La ginecóloga sonreía, pero su voz delataba impaciencia.
Su rostro, surcado de arrugas, era atezado y redondo como una hogaza de pan integral. Emanaba de él la misma suavidad, el mismo sabor familiar. Sus cabellos cortos, muy blancos, contrastaban con su piel oscura y reforzaban su carácter avejentado, reconfortante.
El despacho encajaba con esa impresión de benevolencia: se respiraba una intimidad de muebles antiguos, de objetos decorativos con pátina. Las mujeres embarazadas debían de sentirse a gusto en ese refugio, en pleno distrito VI.
– Recibo a muy pocos hombres aquí -dijo ella ante el silencio de Marc.

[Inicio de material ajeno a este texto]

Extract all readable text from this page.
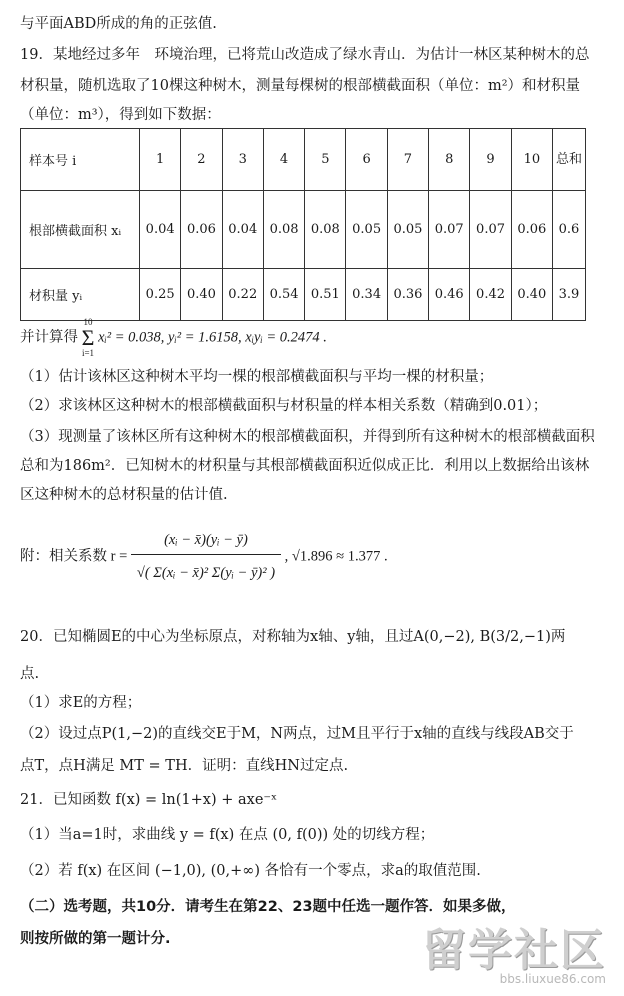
与平面ABD所成的角的正弦值.
19．某地经过多年　环境治理，已将荒山改造成了绿水青山．为估计一林区某种树木的总
材积量，随机选取了10棵这种树木，测量每棵树的根部横截面积（单位：m²）和材积量
（单位：m³），得到如下数据：
样本号 i	1	2	3	4	5	6	7	8	9	10	总和
根部横截面积 xᵢ	0.04	0.06	0.04	0.08	0.08	0.05	0.05	0.07	0.07	0.06	0.6
材积量 yᵢ	0.25	0.40	0.22	0.54	0.51	0.34	0.36	0.46	0.42	0.40	3.9
并计算得
10
Σ
i=1
xᵢ² = 0.038, yᵢ² = 1.6158, xᵢyᵢ = 0.2474 .
（1）估计该林区这种树木平均一棵的根部横截面积与平均一棵的材积量；
（2）求该林区这种树木的根部横截面积与材积量的样本相关系数（精确到0.01）；
（3）现测量了该林区所有这种树木的根部横截面积，并得到所有这种树木的根部横截面积
总和为186m²．已知树木的材积量与其根部横截面积近似成正比．利用以上数据给出该林
区这种树木的总材积量的估计值.
附：相关系数 $r = \frac{\text{(xᵢ − x̄)(yᵢ − ȳ)}}{\text{√( Σ(xᵢ − x̄)² Σ(yᵢ − ȳ)² )}}$ , √1.896 ≈ 1.377 .
20．已知椭圆E的中心为坐标原点，对称轴为x轴、y轴，且过A(0,−2), B(3/2,−1)两
点.
（1）求E的方程；
（2）设过点P(1,−2)的直线交E于M，N两点，过M且平行于x轴的直线与线段AB交于
点T，点H满足 MT = TH．证明：直线HN过定点.
21．已知函数 f(x) = ln(1+x) + axe⁻ˣ
（1）当a=1时，求曲线 y = f(x) 在点 (0, f(0)) 处的切线方程；
（2）若 f(x) 在区间 (−1,0), (0,+∞) 各恰有一个零点，求a的取值范围.
（二）选考题，共10分．请考生在第22、23题中任选一题作答．如果多做，
则按所做的第一题计分.	留学社区
bbs.liuxue86.com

Este esperaba el comentario y había preparado una mentira:
– Soy escritor. En mi próxima novela, el personaje central es una mujer. Y no sé nada de ellas. Quiero decir sobre lo que constituye la intimidad de una mujer.
– ¿A qué llama «intimidad»?
– Bien…, quiero dar la impresión de estar en su lugar, ¿comprende? Quisiera, sobre todo, describir algunos recuerdos… marcados por la sangre. La sangre de la regla, de la virginidad, de heridas.